London chief reporter Gavin Sherriff and entertainment features writer Darryl Smith, journalists with Scottish weekly The Sunday Post, are all that remains of the famed institution.
“We knew as journalists that this was an important part of history for our profession, which we love,” Smith told AFP. “There is still that attachment to Fleet Street as a centre of the profession, and we are that final torchbearer.”
AFP’s departure from Fleet Street in 2009 left the London bureau of Scottish publishers D. C. Thomson as the last remaining newsroom in the industry’s spiritual home, now overtaken by investment banks and legal offices.
But the group of 15 reporters that were there seven years ago have dwindled down to Sherriff and Smith, who have accepted redundancy packages.
D. C. Thomson will continue to produce non-news publications from 185 and 186 Fleet Street, with its nationally-protected edifice bearing the names of its newspapers.
The buildings, occupied by D. C. Thomson since the 1880s, certainly have history. The first authentic English-language versions of The Communist Manifesto were printed at number 185, while Sweeney Todd, “the Demon Barber of Fleet Street”, reputedly slit the throats of his customers at number 186.
‘Street of Shame’
Sherriff has worked on Fleet Street for 32 years, in a career that has seen him interview notorious killers, give evidence in England’s central criminal court, loop the loop in a military jet and fly to Jersey to feed bananas to a gorilla.

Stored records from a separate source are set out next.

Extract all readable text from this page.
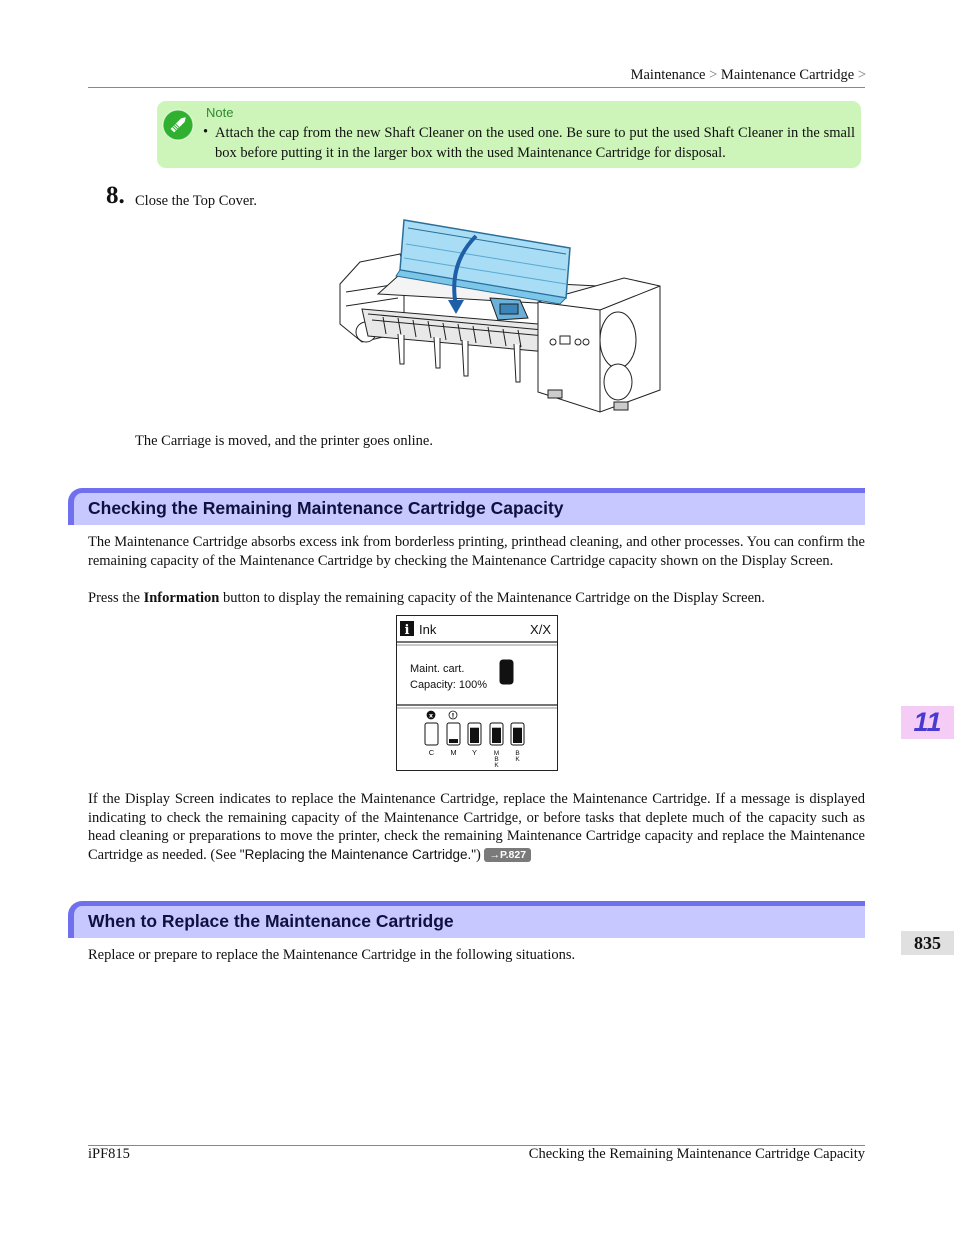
Maintenance > Maintenance Cartridge >
Note
• Attach the cap from the new Shaft Cleaner on the used one. Be sure to put the used Shaft Cleaner in the small box before putting it in the larger box with the used Maintenance Cartridge for disposal.
8. Close the Top Cover.
The Carriage is moved, and the printer goes online.
Checking the Remaining Maintenance Cartridge Capacity
The Maintenance Cartridge absorbs excess ink from borderless printing, printhead cleaning, and other processes. You can confirm the remaining capacity of the Maintenance Cartridge by checking the Maintenance Cartridge capacity shown on the Display Screen.
Press the Information button to display the remaining capacity of the Maintenance Cartridge on the Display Screen.
i Ink	X/X
Maint. cart.
Capacity: 100%
C M Y	M
B
K
B
K
x	!
If the Display Screen indicates to replace the Maintenance Cartridge, replace the Maintenance Cartridge. If a message is displayed indicating to check the remaining capacity of the Maintenance Cartridge, or before tasks that deplete much of the capacity such as head cleaning or preparations to move the printer, check the remaining Maintenance Cartridge capacity and replace the Maintenance Cartridge as needed. (See "Replacing the Maintenance Cartridge.") →P.827
When to Replace the Maintenance Cartridge
Replace or prepare to replace the Maintenance Cartridge in the following situations.
11
835
iPF815	Checking the Remaining Maintenance Cartridge Capacity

Renowned in popular British parlance as the “Street of Shame” for its humiliating exposes, Fleet Street was “a very different place” when he started.
“I do remember coming in as a youngster into an office full of (cigarette) smoke. You could barely see across the room, and it was very noisy with people bashing away at typewriters,” the 54-year-old told AFP.
Fleet Street began its association with publishing in 1500 when Wynkyn de Worde built London’s first printing press next to Saint Bride’s, still known as the “journalists’ church” and said to have been the inspiration for tiered wedding cakes.
The street’s newspaper history began in 1702 with the Daily Courant, a single page, two-column leaflet. In Fleet Street’s heyday, its legendary pubs and bars heaved all day long with boozy journalists trading gossip and bragging about scoops.
Charles Dickens and Samuel Johnson regularly supped at Ye Olde Cheshire Cheese, rebuilt after the Great Fire of London in 1666. “The history of the place just seeps out the buildings,” said Smith, 43, who started in 1991.
His final duty, “ironically”, was drawing up The Sunday Post’s memories page, reflecting on historic events that occurred this week through the ages. “Stupidly, I didn’t put me in there,” he laughed.
Lump in the throat
Both journalists say they are happy with their redundancies and are heading into freelancing.
The Sunday Post specially produced two mock front pages featuring them — a traditional farewell memento in the industry. The firm held a drinks party a few weeks ago to mark the turning of the page.
“The amount of people that worked on this street — great journalists producing great stories — I’m totally unworthy of being the last,” Smith said. “It’s a sadder day for my profession than it is for me personally.”
When he shuts down his computer, “I probably won’t have a tear in my eye but there’ll certainly be a lump in my throat.”
“We’re at least a footnote in the history of Fleet Street,” added Sherriff. “That last word may be a reader’s word because one of my duties is putting contributions from readers onto the page.
“But the way the world of news is, people will read this over the next couple of days and then it will be forgotten about. “It’s the way it should be.”